History of The University of Arizona
In 1885, nearly three decades before Arizona became a state, the territorial legislature approved $25,000 for building The University of Arizona in Tucson. The residents of Tucson were hoping to be the site of the state capitol or the state insane asylum instead!
The first classes convened in 1891, when thirty-two students and six teachers met in the original building now known as Old Main, pictured here.
The University developed in accordance with the Act of Congress of July 2, 1862, known as the Morrill Act, creating land-grant colleges and enabling the institution to obtain federal funds for its original schools of agriculture and mines. In the early days, there were more students in the preparatory department than in the University proper, and the number of University graduates was never more than ten a year. Then came a decade of rapid expansion. The territory became a state, high schools multiplied, and the preparatory department was closed.
The University of Arizona awarded its first two masters' degrees in 1903. Records from that period are spotty, but we know that they were awarded to two men. We granted our first masters' degree to a woman in 1912. 1912 was the year that Arizona became a state, but that female graduate still wouldn't have the right to vote in America for eight more years.
The University of Arizona has many notable graduates, but one particularly colorful woman from those early days was Nellie T. Bush whose career shows the Arizona spirit. She grew up in Mesa, worked as a schoolteacher, then got married, became a ferryboat pilot on the Colorado River for seventeen years, then became a local justice of the peace, then was elected to the state legislature. When a banker wronged her and she felt that she had very little recourse, she decided to become a lawyer, first through a correspondence course, then at the University of Arizona from 1921-1924.
The University of Arizona awarded its first PhD in 1922. Now we award about 400 PhDs every year. The first woman to receive a PhD was in 1935 - 34 years before Yale or Princeton admitted female undergraduates.
Although graduate degrees were available a few years before, the Graduate College wasn't established until 1934. Tuition was then $2 per credit hour. If that sounds cheap, consider that PhD students had to pay $75 to have their dissertations printed - the equivalent of about $965 now. Today's students pay only $85 to have their dissertation archived digitally.
UA now has over 8500 graduate and professional students and offers master's degrees in over 170 fields and PhDs in 85. The 40-acre campus of the 1890s has grown to 356 acres. The university now brings in over $500 million dollars a year in grants which result in new technology, new businesses, and results in our being a top-ranked research university.

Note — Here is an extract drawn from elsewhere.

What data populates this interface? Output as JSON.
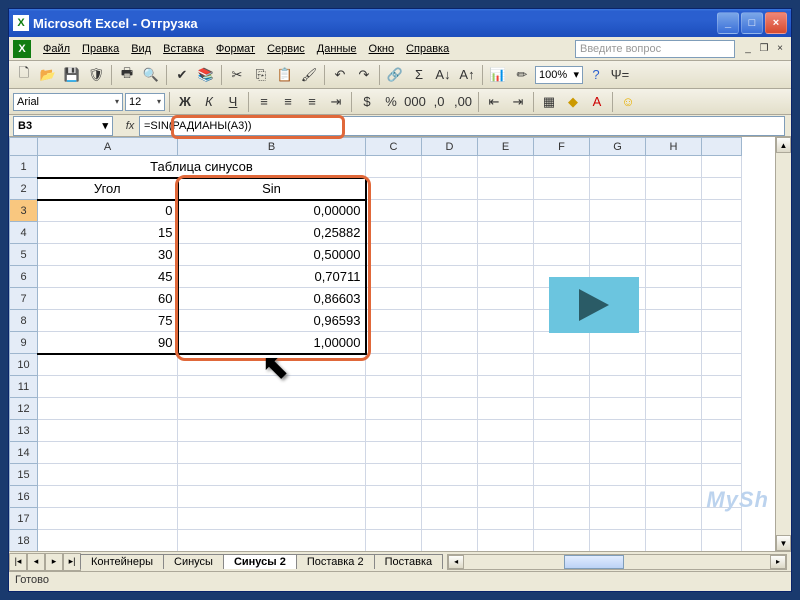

While UA's research has local benefits, we've contributed to fields that transcend our immediate surroundings. I mean this very literally; we've received more NASA grants for space exploration than any other American university and have now landed on Mars! We support projects like the development of satellites and other technologies that will improve the observation of space, the development of self-operating robots that can deal with space debris, the continuing study of Venus, the growth of semiconductor crystallites in a glass matrix, the development of models to study the high-energy emissions from black holes, and more projects.
The Dumbell Nebula , as seen from the VATT Telescope on Mount Graham
The University of Arizona's graduate programs bring new knowledge to the world. We bring massive economic boosts to Arizona in the form of research grants, new businesses and products, brilliant students that become highly skilled workers, businesses that come to Arizona to hire those skilled students, and the overall improvement to the quality of life that comes from a massive center of knowledge and culture in the middle of town.